Fissure dans l’impunité

Pour les militantes féministes interrogées, il est grand temps que «la France soit à la hauteur de #MeToo». La démission de Christophe Girard, adjoint à la Culture de la mairie de Paris épinglé pour ses liens avec l’écrivain Gabriel Matzneff, serait-elle une fissure dans l’impunité décriée ? Accusé notamment d’avoir réglé les notes d’hôtel de l’écrivain accusé de pédocriminalité, par l’intermédiaire de la Fondation Yves Saint Laurent dont il fut le secrétaire général, Girard a annoncé jeudi renoncer à ses fonctions à la mairie de Paris, quelques heures après une manif sur le parvis de l’hôtel de ville de la capitale. Dans un communiqué, Girard a déclaré ne pas vouloir se «pourrir la vie plus longtemps» pour «quelque chose qui n’existe pas» et fustigé «les nouveaux maccarthysmes». Depuis, deux élues EE-LV au conseil de Paris, Alice Coffin et Raphaëlle Rémy-Leleu, font l’objet d’une vague de cyberharcèlement en raison de leurs prises de position, au point qu’Alice Coffin a été placée sous protection policière.
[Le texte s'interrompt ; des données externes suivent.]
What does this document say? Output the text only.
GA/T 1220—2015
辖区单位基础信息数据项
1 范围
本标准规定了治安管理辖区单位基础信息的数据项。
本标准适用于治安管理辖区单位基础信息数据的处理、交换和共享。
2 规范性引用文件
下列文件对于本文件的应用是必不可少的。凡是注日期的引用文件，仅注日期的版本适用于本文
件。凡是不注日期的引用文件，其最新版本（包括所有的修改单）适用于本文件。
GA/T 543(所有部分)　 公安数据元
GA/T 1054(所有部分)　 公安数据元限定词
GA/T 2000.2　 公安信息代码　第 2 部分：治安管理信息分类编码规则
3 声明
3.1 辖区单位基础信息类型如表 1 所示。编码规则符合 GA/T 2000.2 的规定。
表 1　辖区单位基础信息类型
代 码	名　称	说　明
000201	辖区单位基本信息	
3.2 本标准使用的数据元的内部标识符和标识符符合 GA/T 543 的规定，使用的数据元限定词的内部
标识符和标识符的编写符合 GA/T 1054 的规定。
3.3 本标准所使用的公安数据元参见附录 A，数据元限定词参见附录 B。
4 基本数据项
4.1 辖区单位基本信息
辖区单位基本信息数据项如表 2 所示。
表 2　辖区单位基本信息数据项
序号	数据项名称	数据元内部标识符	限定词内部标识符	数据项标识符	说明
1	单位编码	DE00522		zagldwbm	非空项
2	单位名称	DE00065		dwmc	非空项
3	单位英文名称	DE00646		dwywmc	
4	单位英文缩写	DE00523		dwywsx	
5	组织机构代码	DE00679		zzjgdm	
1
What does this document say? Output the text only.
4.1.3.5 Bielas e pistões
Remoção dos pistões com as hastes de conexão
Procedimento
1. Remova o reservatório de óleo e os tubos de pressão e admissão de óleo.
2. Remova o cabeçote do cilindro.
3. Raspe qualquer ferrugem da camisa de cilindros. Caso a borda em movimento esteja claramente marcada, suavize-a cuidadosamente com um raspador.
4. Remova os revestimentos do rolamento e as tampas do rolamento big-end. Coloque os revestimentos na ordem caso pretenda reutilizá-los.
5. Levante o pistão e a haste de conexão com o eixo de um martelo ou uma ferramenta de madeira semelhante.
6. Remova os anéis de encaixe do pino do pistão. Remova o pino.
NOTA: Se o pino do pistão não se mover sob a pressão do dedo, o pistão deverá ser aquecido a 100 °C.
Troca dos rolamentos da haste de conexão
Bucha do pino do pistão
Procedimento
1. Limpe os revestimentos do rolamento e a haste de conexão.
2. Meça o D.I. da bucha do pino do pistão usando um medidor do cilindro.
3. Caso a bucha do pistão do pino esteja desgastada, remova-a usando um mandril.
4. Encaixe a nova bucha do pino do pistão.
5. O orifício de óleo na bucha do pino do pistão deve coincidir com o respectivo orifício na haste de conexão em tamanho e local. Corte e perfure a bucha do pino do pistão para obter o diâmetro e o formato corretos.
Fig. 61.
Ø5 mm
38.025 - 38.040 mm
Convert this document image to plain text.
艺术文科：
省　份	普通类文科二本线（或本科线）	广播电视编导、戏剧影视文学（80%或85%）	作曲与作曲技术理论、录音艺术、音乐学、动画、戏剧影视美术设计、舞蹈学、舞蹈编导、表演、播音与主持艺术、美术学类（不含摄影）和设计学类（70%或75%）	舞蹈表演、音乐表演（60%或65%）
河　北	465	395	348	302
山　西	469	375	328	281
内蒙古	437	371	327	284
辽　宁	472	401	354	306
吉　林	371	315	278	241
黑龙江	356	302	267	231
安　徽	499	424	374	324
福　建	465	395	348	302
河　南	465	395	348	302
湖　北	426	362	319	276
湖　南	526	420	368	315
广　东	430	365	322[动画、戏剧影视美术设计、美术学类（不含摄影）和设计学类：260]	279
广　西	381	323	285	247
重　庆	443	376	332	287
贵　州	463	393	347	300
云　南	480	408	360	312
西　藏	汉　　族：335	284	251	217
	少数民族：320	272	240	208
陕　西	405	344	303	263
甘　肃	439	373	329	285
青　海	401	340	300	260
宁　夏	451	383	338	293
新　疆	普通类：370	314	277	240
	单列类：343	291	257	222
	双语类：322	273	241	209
Enième illustration du «backlash», ou «guerre froide contre les femmes», théorisé par l’Américaine Susan Faludi, comme le rappelle Céline Piques, porte-parole d’Osez le féminisme ! : «On a vu ressurgir les arguments les plus rances, les accusations d’hystérie… Ça ne peut que motiver à continuer de mettre en lumière les mécanismes de pouvoir qui contribuent au silence et à l’impunité des agresseurs.»